VwGH vom 18.08.1994, 93/16/0131

VwGH vom 18.08.1994, 93/16/0131

Betreff

Der Verwaltungsgerichtshof hat durch den Vorsitzenden Senatspräsident Mag. Meinl und die Hofräte Dr. Steiner, Dr. Fellner, Dr. Höfinger und Dr. Kail als Richter, im Beisein der Schriftführerin Mag. Peternell, über die Beschwerde des H in W, vertreten durch die Rechtsanwaltskanzlei F in W, gegen den Bescheid (Berufungsentscheidung) der Finanzlandesdirektion für Wien, Niederösterreich und Burgenland vom , GA 11-747/93, betreffend Haftung für Rechtsgebühren, zu Recht erkannt:

Spruch

Die Beschwerde wird als unbegründet abgewiesen.

Der Beschwerdeführer hat dem Bund Aufwendungen in der Höhe von S 4.565,-- binnen zwei Wochen bei sonstiger Exekution zu ersetzen.

Begründung

In Punkt 1) einer zwischen L. Ltd, Großbritannien, einerseits und der K + L OHG sowie dem Beschwerdeführer (Gesellschafter dieser OHG) andererseits am in Wien abgeschlossenen Vereinbarung wurde vom Beschwerdeführer und der OHG anerkannt, L. einen Betrag von 271.051 Pfund zu schulden.

Punkt 4) der Vereinbarung lautet:

"Zur Besicherung der Forderung von L. stimmt Herr H zu, daß ein Pfandrecht für die Forderung von S 5,000.000,-- (Schilling fünf Millionen) samt 10 % Zinsen p.a. seit auf den in seinem Alleineigentum oder Miteigentum stehenden Liegenschaften ... einverleibt wird."

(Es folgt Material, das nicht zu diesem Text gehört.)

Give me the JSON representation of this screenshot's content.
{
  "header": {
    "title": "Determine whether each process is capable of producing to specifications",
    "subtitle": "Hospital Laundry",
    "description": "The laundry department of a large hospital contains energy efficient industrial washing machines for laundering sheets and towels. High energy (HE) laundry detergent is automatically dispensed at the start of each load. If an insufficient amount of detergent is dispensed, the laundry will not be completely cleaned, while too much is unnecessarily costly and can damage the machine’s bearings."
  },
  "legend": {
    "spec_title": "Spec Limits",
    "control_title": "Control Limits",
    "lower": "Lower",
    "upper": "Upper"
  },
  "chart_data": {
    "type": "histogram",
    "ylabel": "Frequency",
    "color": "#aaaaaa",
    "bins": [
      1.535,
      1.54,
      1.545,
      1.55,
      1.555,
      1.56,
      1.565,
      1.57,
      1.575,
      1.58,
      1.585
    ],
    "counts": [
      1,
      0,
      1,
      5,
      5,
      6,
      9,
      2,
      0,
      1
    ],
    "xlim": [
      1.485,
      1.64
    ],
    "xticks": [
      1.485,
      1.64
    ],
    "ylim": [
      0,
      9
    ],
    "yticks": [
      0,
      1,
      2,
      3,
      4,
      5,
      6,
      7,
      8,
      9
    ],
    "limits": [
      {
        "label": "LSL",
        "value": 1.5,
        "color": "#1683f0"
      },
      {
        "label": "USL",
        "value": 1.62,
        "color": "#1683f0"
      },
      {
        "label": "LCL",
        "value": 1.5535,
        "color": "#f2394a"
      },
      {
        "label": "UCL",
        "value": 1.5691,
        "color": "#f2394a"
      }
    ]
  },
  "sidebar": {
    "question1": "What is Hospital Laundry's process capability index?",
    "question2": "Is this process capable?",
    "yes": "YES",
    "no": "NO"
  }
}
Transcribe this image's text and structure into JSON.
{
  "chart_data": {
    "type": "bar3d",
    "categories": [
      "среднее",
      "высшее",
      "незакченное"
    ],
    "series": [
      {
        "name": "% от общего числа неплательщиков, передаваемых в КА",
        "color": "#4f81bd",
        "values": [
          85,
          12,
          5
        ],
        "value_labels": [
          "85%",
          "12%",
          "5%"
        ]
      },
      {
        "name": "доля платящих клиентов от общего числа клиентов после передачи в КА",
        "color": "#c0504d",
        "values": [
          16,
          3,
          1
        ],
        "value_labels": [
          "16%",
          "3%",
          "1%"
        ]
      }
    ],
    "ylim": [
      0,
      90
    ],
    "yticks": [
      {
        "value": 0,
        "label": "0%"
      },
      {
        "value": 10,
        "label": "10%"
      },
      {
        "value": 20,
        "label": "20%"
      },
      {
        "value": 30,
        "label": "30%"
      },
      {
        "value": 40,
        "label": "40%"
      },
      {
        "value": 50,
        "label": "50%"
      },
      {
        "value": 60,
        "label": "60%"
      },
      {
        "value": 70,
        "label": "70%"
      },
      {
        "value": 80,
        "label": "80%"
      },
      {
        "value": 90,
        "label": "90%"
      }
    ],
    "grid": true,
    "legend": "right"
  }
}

Eine sowohl von einem Vertreter der L. Ltd als auch vom Beschwerdeführer unterfertigte Aufsandungsurkunde vom 25. Jänner bzw. hatte im wesentlichen folgenden Inhalt:

"Zur Sicherstellung der Forderung der L. für

Warenlieferungen von S 5,000.000,-- (Schilling fünf Millionen)

samt zehn Prozent Zinsen, aufgrund der Vereinbarung vom

, verpfändet Herr H die ihm alleingehörige und

grundbücherlich zugeschriebene Liegenschaft ... und die ihm

alleingehörigen und grundbücherlich zugeschriebenen

444/12000-Anteile der Liegenschaft ... und erteilt seine

ausdrückliche Einwilligung zur Einverleibung des

Simultanpfandrechtes für die vorbezeichnete Forderung der

L. Ltd. von S 5,000.000,-- (Schilling fünf Millionen) samt zehn

Prozent Zinsen, ob der vorbezeichneten Liegenschaft ... als

Haupt- und den vorbezeichneten 444/12000-Anteilen der

Liegenschaft ... als Nebeneinlage für L. Ltd. ..."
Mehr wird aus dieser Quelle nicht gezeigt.